Hillary and Bill Clinton both chose to wear purple accents for her concession speech.
Bill’s tie matched Hillary’s top and the lapels on her dark gray jacket. It was a startling look, more—cue the airport tannoy—”Cabin crew to the check-in desk!” than potential president and first gentleman. Free from the possibility of upsetting anyone, they can now choose to wear whatever they want, so they went for the full funeral ensemble and the most regal, even papal, of shades.
Of course, the real reason for the Clintons’ purple accents was to highlight the hope of a joining together of red and blue across the country. Others can comment on that intention, but the overall effect fell flat, the military overtones unavoidable. It might have been nice to see them both in cozy sweaters or something a little bit more human. It could even be possible that this overly rigid control of Clinton’s outfit choices throughout the campaign did not help her. The much lauded pant suits were occasionally more Chairman Mao than Madam President. The candidate’s kindness of spirit and human warmth seemed to be crushed by the restrictive, boxy clothing she was permanently confined to. She looked amazing in the shocking pink Ralph Lauren dress at the Al Smith dinner in New York, in October—powerful, beautiful and strong.

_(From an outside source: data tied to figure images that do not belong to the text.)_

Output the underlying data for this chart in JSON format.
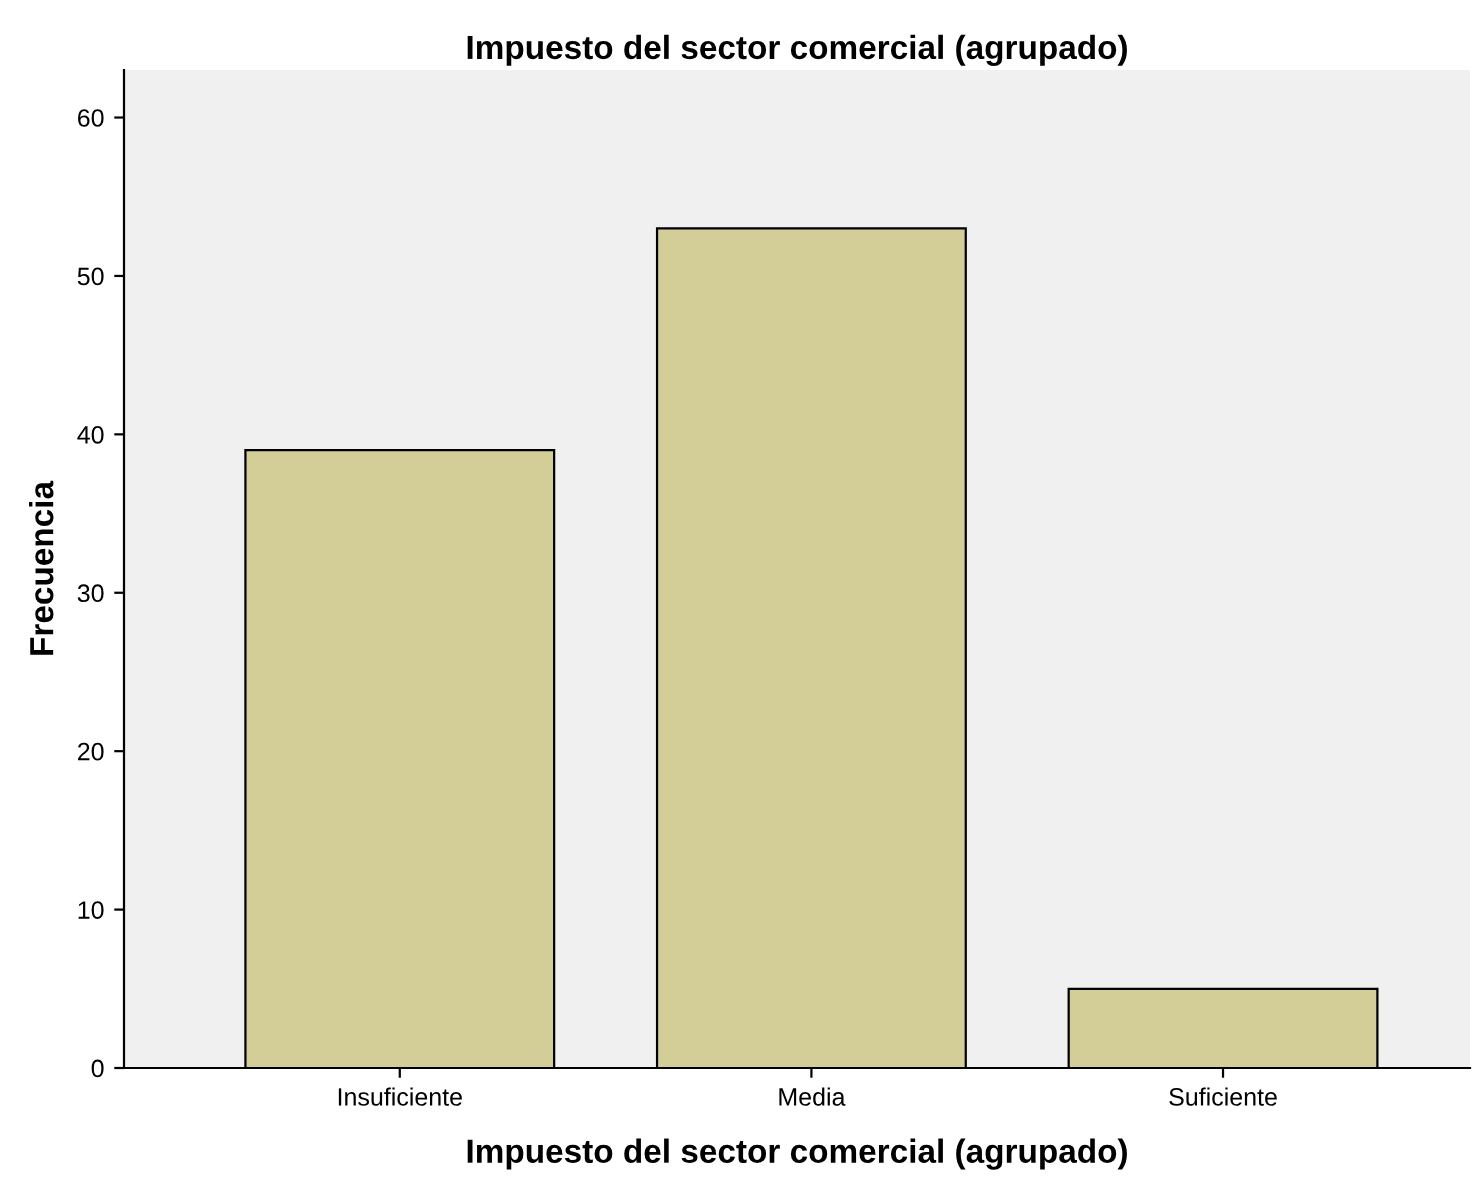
{
  "chart_data": {
    "type": "bar",
    "title": "Impuesto del sector comercial (agrupado)",
    "xlabel": "Impuesto del sector comercial (agrupado)",
    "ylabel": "Frecuencia",
    "categories": [
      "Insuficiente",
      "Media",
      "Suficiente"
    ],
    "values": [
      39,
      53,
      5
    ],
    "color": "#d3ce97",
    "ylim": [
      0,
      63
    ],
    "yticks": [
      0,
      10,
      20,
      30,
      40,
      50,
      60
    ],
    "grid": false,
    "legend": false
  }
}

The everyday pressure of life on the campaign trail meant that Clinton’s team had to go for an easy, sensible wardrobe option for her, but this came at the expense of personality. Perhaps, ever-image-conscious aide Huma Abedin wanted to keep Clinton’s fashion personality, or lack of it, in check. “For God’s sake don’t let anyone see her in those jeans!” could have been the cry going out behind the scenes every day, for all we know. Anyway, it is very easy to conjecture about this now—not to mention to be sexist. Because had Donald Trump lost, we would not be analyzing his suits or choice of ties this morning, even though there is lots to say. So, this is the final word on the Clinton wardrobe. Over and out.